If the mapping is for enumerated variables, then it needs also to point to the member mappings. The MAPPING_DEFINITION table contains the full mappings. It includes one field with the mapping type. The most relevant types of mappings have the value ‘E’ and ‘A’. ‘E’ mappings imply that a member mapping is required, while ‘A’ mappings imply that an algorithm is required. The algorithm in the latter case serves to add operations, if needed to the values in the non-enumerated variables. In most cases it will not have any value, meaning that no operation has to be done.

VARIABLE_MAPPING and VARIABLE_MAPPING_ITEM tables provide the variable mappings, while MEMBER_MAPPING and MEMBER_MAPPING_ITEM provide the member mappings.

The two previous examples would be described (for illustrative purposes, the tables are simplified and only the enumeration tables are shown):

Note that:

  • Given that mappings are n to m, the number of source and destination elements is unknown. This is the reason for having one record per element, and not per mapping.

  • Each mapping maps 1 set of variables, but several sets of members. That is why the MEMBER_MAPPING_ITEM table has the field MEMBER_MAPPING_ROW.

  • The first mapping is 1 to 2, so when coming to the mappings, there is no need to specify the variable for the source member (it can only be one: ESA_ INSTR_CLASS), but the specification of the destination variable is required, because if, for instance, only ‘1’ was specified, there would be doubts on whether that 1 would apply to TYP_INSTRMNT or ORGNL_MTRTY.
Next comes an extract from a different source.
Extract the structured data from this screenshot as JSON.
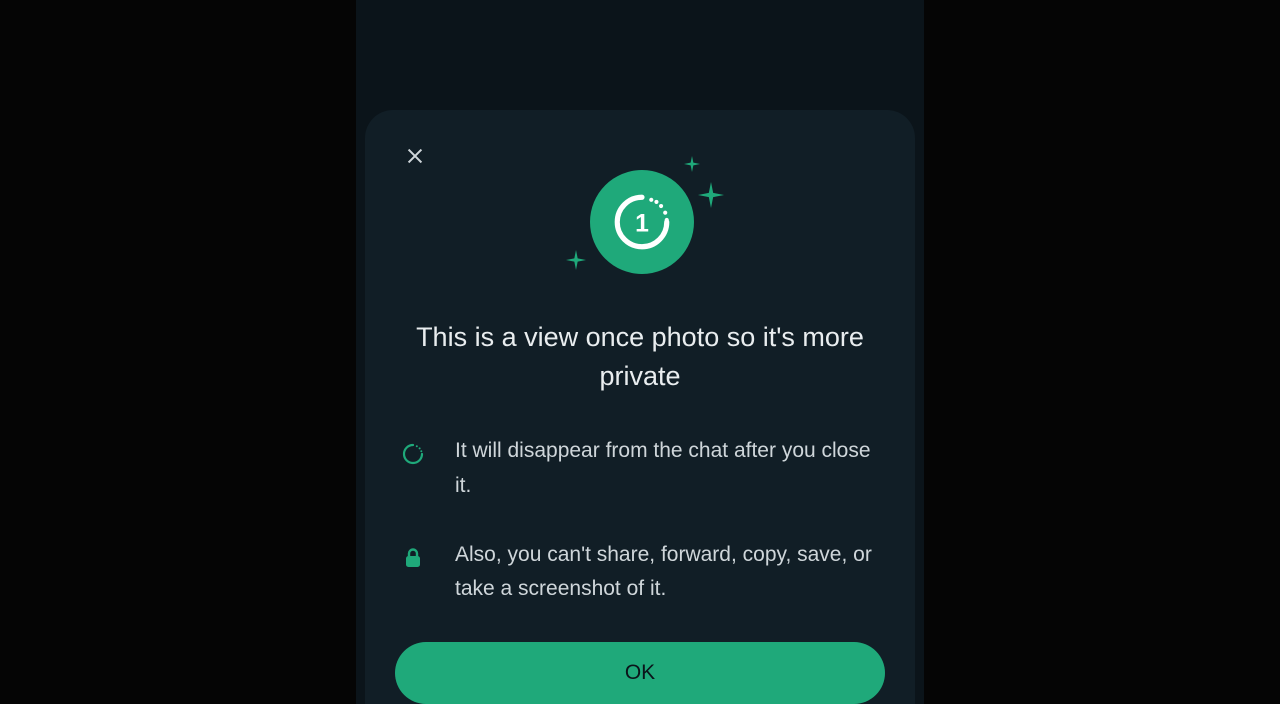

As a consequence of this semantic integration in the DB for FinRep and SHSGroup reporting two different output cubes are present, the original cubes and the translation to the reference codes. The original cubes describe the information to be transmitted, as described in the original documentation. The translated cubes are created automatically from the original cubes, by applying the mappings.
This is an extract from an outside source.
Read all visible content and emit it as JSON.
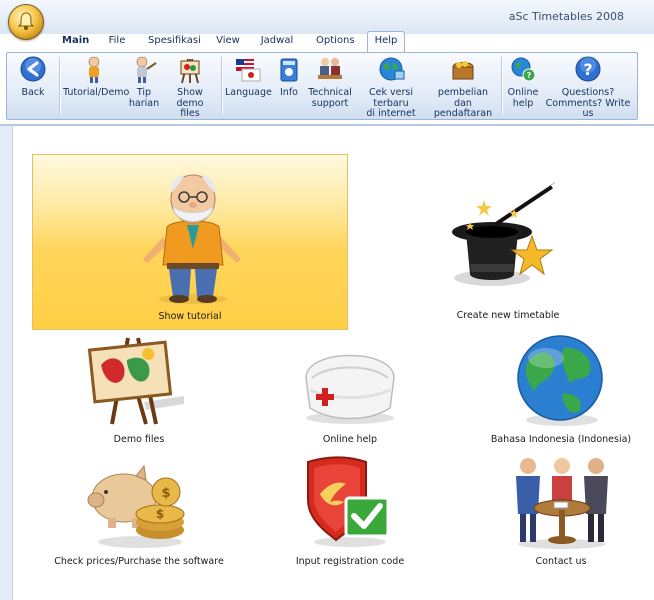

The technical choice made in order to achieve this goal is to consider a FinRep normalised template as a cube with several combination, each combination within a non-reference cube is considered a data point described by the Data Point Model. The FinRep reference cube then are a normalised template described by reference codes and reference combinations.

Therefore is should be possible to link a non-reference combination – a datapoint – to a reference combination.1

With reference mappings is possible to generate a FINREP report by feeding from the BIRD input layer, via transformation rules, the translated cubes.


  1. The non-reference combination ID are coded with the DataPointVID of DPM database. Reference combination ID are structured in the same way ending with _REF subscript. (i.e. EBA_100 == EBA_100_REF, and identify DataPointVID = 100).